At least 70 people have died in a suspected chemical attack in Douma, the last rebel-held town in Syria’s Eastern Ghouta.
Volunteer rescue force, the White Helmets tweeted graphic images showing several bodies in basements.
It said the deaths were likely to rise.
There has been no independent verification of the reports.
Syria’s government has called the allegations of a chemical attack a “fabrication”.
The US state department said reports suggested “a potentially high number of casualties”, including families in shelters.
It said Russia – with its “unwavering support” for Syria’s government – “ultimately bears responsibility” for the alleged attacks.
“The regime’s history of using chemical weapons against its own people is not in dispute,” it said in a statement.

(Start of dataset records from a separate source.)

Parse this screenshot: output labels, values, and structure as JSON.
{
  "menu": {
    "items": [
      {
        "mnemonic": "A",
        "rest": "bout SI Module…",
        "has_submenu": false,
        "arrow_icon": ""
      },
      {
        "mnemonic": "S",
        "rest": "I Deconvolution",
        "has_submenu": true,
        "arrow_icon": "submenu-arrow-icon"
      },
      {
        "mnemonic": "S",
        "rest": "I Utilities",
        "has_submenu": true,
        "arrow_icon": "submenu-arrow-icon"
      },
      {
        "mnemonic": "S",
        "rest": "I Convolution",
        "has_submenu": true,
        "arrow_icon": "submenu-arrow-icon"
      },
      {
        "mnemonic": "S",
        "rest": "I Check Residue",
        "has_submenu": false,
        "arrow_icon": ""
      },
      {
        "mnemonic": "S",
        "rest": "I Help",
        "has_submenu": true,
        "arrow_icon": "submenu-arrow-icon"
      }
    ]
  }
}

Several medical, monitoring and activist groups reported details of a chemical attack, but figures vary and details of what happened are still emerging.
“Seventy people suffocated to death and hundreds are still suffocating,” said Raed al-Saleh, head of the White Helmets.
The pro-opposition Ghouta Media Center tweeted that more than 75 people had “suffocated”, while a further 1 000 people had suffered the effects of the alleged attack.
It blamed a barrel bomb allegedly dropped by a helicopter which it said contained Sarin, a toxic nerve agent.
The Union of Medical Relief Organisations, a US-based charity that works with Syrian hospitals, told the BBC the Damascus Rural Specialty Hospital had confirmed 70 deaths.
A spokeswoman said reports on the ground suggested a much higher number of around 180 dead, but that it was hard to reach victims.
She said there were reports of people being treated for symptoms including convulsions and foaming of the mouth, consistent with nerve or mixed nerve and chlorine gas exposure.
Continued shelling overnight and on Sunday (today) was making it impossible to reach victims.
As the allegations emerged, Syria’s state news agency Sana said the reports were invented by the Jaish al-Islam rebels who remain in control in Douma.
In August 2013, rockets containing the nerve agent Sarin were fired at rebel-held areas of the Eastern Ghouta, killing hundreds of people.
In April 2017, more than 80 people died in a Sarin attack on the opposition-held town of Khan Sheikhoun, and a joint inquiry by the UN and the Organisation for the Prohibition of Chemical Weapons (OPCW) held the Syrian government responsible.
Activists, medics and the US said Syrian government forces dropped bombs containing toxic chlorine gas on rebel-held towns in early 2018.
The joint UN-OPCW mission is investigating the reports.
It previously found that government forces have used chlorine as a weapon at least three times during the seven-year civil war.
Douma is the last rebel-held town in Syria’s Eastern Ghouta region, and is under siege from Russian-backed Syrian government forces.